Le groupe terroriste chiite libanais du Hezbollah, des officiers iraniens et l’armée syrienne se sont emparés de postes stratégiques à la lisière de la ligne tenue par Israël, au cours de leur plus vaste offensive dans le sud de la Syrie.

« L’opération militaire lancée par l’armée syrienne se poursuit en coopération avec (…) le Hezbollah et l’Iran », a affirmé mercredi à la télévision syrienne un officier syrien sur le terrain.

C’est la première fois que Damas annonce officiellement que son armée est épaulée dans les combats contre les rebelles par le Hezbollah et par des officiers iraniens.

Selon l’Observatoire syrien des droits de l’homme (OSDH), « les forces du régime » de Bashar el-Assad et « leurs alliés dirigés par le mouvement chiite libanais Hezbollah avancent dans la région qui se trouve à l’intersection des gouvernorats de Deraa, de Qouneitra et de la province de Damas ».

Ils ont pris mardi « la position stratégique de Deir al-Adass et les collines environnantes », selon l’ONG.

La localité de Deir al-Adass, située à 800 mètres d’altitude et à 40 km au nord-ouest de Deraa, était contrôlée par les rebelles depuis janvier 2014. Vingt d’entre eux ont été tués dans les combats, selon l’OSDH.

« C’est le Hezbollah qui mène l’attaque sur le front sud, c’est sa bataille », a affirmé le directeur de l’OSDH, Rami Abdel Rahmane. L’ONG évalue à près de 5 000 le nombre d’hommes du Hezbollah déployés en Syrie.

La télévision du Hezbollah, al-Manar, a diffusé en direct mercredi depuis Deir al-Adass, le bruit des bombardements et des tirs étaient entendus dans ses reportages.

Selon la chaîne, il s’agit de « la plus importante opération préventive dans les environs de Qouneitra, de Deraa et au sud de Damas depuis que les rebelles se trouvent dans la région ».

L’agence officielle syrienne Sana a également fait état « d’avancées dans le cadre d’une vaste opération de l’armée et de groupes armés ».

Une source militaire syrienne a affirmé à l’AFP que l’opération vise à « casser la bande qu’ils (les rebelles) essaient d’établir » à la frontière.

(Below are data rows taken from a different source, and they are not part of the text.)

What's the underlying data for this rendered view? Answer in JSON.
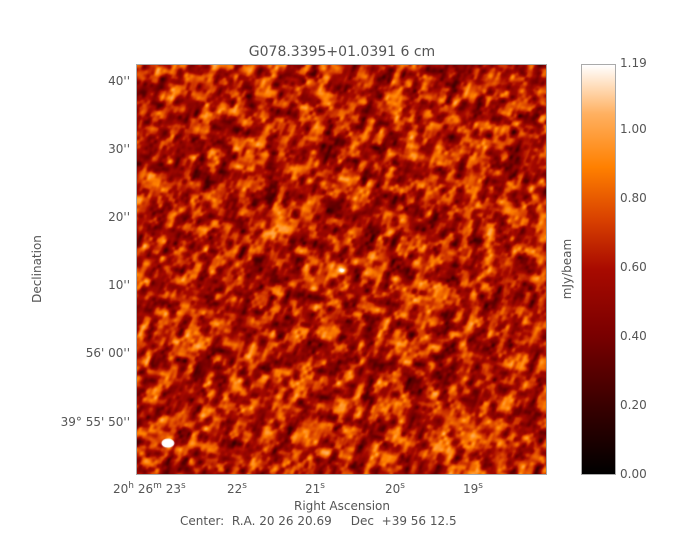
{
  "chart_data": {
    "type": "heatmap",
    "title": "G078.3395+01.0391 6 cm",
    "xlabel": "Right Ascension",
    "ylabel": "Declination",
    "colorbar": {
      "label": "mJy/beam",
      "range": [
        0.0,
        1.19
      ],
      "ticks": [
        "0.00",
        "0.20",
        "0.40",
        "0.60",
        "0.80",
        "1.00",
        "1.19"
      ],
      "colormap": "heat (black-red-orange-white)"
    },
    "x_ticks": [
      {
        "h": "20",
        "m": "26",
        "s": "23"
      },
      {
        "s": "22"
      },
      {
        "s": "21"
      },
      {
        "s": "20"
      },
      {
        "s": "19"
      }
    ],
    "y_ticks": [
      "40''",
      "30''",
      "20''",
      "10''",
      "56' 00''",
      "39° 55' 50''"
    ],
    "center_text": "Center:  R.A. 20 26 20.69     Dec  +39 56 12.5",
    "beam": "white ellipse, lower-left",
    "features": "noise field with a single bright compact source near image center"
  }
}
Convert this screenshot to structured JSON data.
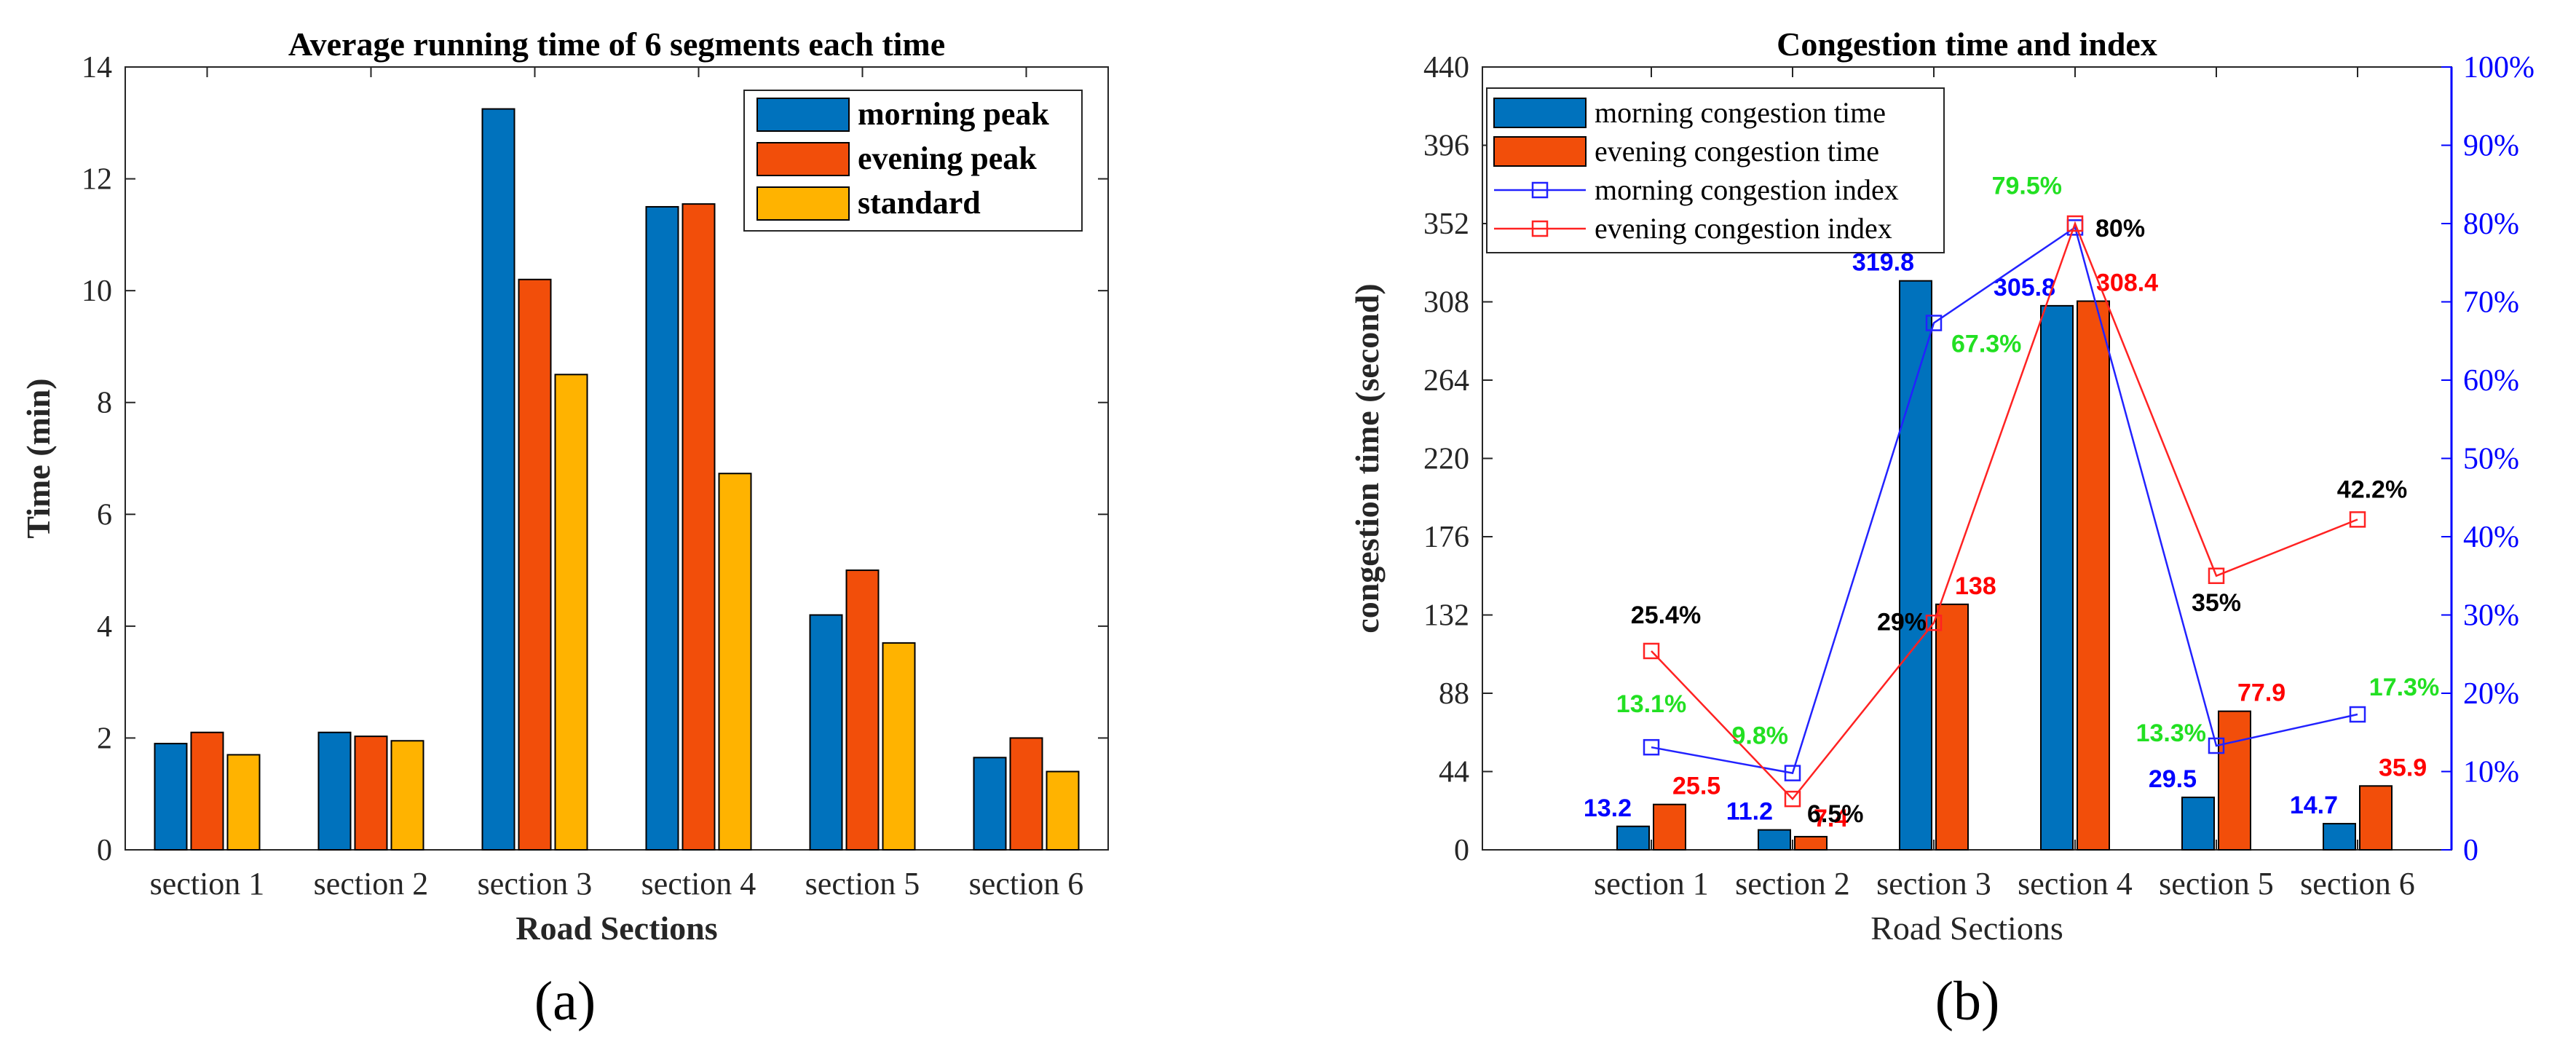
{
  "chart_data": [
    {
      "panel": "a",
      "type": "bar",
      "title": "Average running time of 6 segments each time",
      "xlabel": "Road Sections",
      "ylabel": "Time (min)",
      "ylim": [
        0,
        14
      ],
      "yticks": [
        0,
        2,
        4,
        6,
        8,
        10,
        12,
        14
      ],
      "categories": [
        "section 1",
        "section 2",
        "section 3",
        "section 4",
        "section 5",
        "section 6"
      ],
      "legend_position": "top-right",
      "series": [
        {
          "name": "morning peak",
          "color": "#0072BD",
          "values": [
            1.9,
            2.1,
            13.25,
            11.5,
            4.2,
            1.65
          ]
        },
        {
          "name": "evening peak",
          "color": "#F24E0A",
          "values": [
            2.1,
            2.03,
            10.2,
            11.55,
            5.0,
            2.0
          ]
        },
        {
          "name": "standard",
          "color": "#FFB300",
          "values": [
            1.7,
            1.95,
            8.5,
            6.73,
            3.7,
            1.4
          ]
        }
      ],
      "caption": "(a)"
    },
    {
      "panel": "b",
      "type": "bar+line",
      "title": "Congestion time and index",
      "xlabel": "Road Sections",
      "ylabel": "congestion time (second)",
      "ylim": [
        0,
        440
      ],
      "yticks": [
        0,
        44,
        88,
        132,
        176,
        220,
        264,
        308,
        352,
        396,
        440
      ],
      "y2lim": [
        0,
        100
      ],
      "y2ticks": [
        "0",
        "10%",
        "20%",
        "30%",
        "40%",
        "50%",
        "60%",
        "70%",
        "80%",
        "90%",
        "100%"
      ],
      "categories": [
        "section 1",
        "section 2",
        "section 3",
        "section 4",
        "section 5",
        "section 6"
      ],
      "legend_position": "top-left",
      "bars": [
        {
          "name": "morning congestion time",
          "color": "#0072BD",
          "values": [
            13.2,
            11.2,
            319.8,
            305.8,
            29.5,
            14.7
          ],
          "labels": [
            "13.2",
            "11.2",
            "319.8",
            "305.8",
            "29.5",
            "14.7"
          ],
          "label_color": "#0000FF"
        },
        {
          "name": "evening congestion time",
          "color": "#F24E0A",
          "values": [
            25.5,
            7.4,
            138,
            308.4,
            77.9,
            35.9
          ],
          "labels": [
            "25.5",
            "7.4",
            "138",
            "308.4",
            "77.9",
            "35.9"
          ],
          "label_color": "#FF0000"
        }
      ],
      "lines": [
        {
          "name": "morning congestion index",
          "color": "#2222FF",
          "values": [
            13.1,
            9.8,
            67.3,
            79.5,
            13.3,
            17.3
          ],
          "labels": [
            "13.1%",
            "9.8%",
            "67.3%",
            "79.5%",
            "13.3%",
            "17.3%"
          ],
          "label_color": "#22E022"
        },
        {
          "name": "evening congestion index",
          "color": "#FF2222",
          "values": [
            25.4,
            6.5,
            29,
            80,
            35,
            42.2
          ],
          "labels": [
            "25.4%",
            "6.5%",
            "29%",
            "80%",
            "35%",
            "42.2%"
          ],
          "label_color": "#000000"
        }
      ],
      "caption": "(b)"
    }
  ]
}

Les rebelles syriens et leurs alliés djihadistes du Front Al-Nosra avaient progressé ces derniers mois dans les provinces du sud, importantes car elles sont proches de la capitale, de la Jordanie et du plateau du Golan, occupé par Israël.

Depuis début octobre 2013, ils contrôlent une bande de territoire dans ce secteur, le long de la frontière jordanienne.

Damas accuse la Jordanie de laisser transiter par ses frontières les combattants de l’opposition et d’accueillir des camps d’entraînement de combattants syriens.

Le 18 janvier, un général iranien et six combattants du Hezbollah, bête noire de l’Etat hébreu, ont été tués lors d’un raid israélien dans le sud de la Syrie. Le Hezbollah avait répliqué en tuant quelques jours plus tard deux soldats israéliens.

Une source diplomatique à Damas a affirmé à l’AFP qu’Israël avait fait savoir par le biais de la Russie, à la Syrie, à l’Iran et à ses alliés, qu’il ignorait que d’importants responsables du Hezbollah et un général iranien se trouvaient dans le convoi visé par l’Etat hébreu.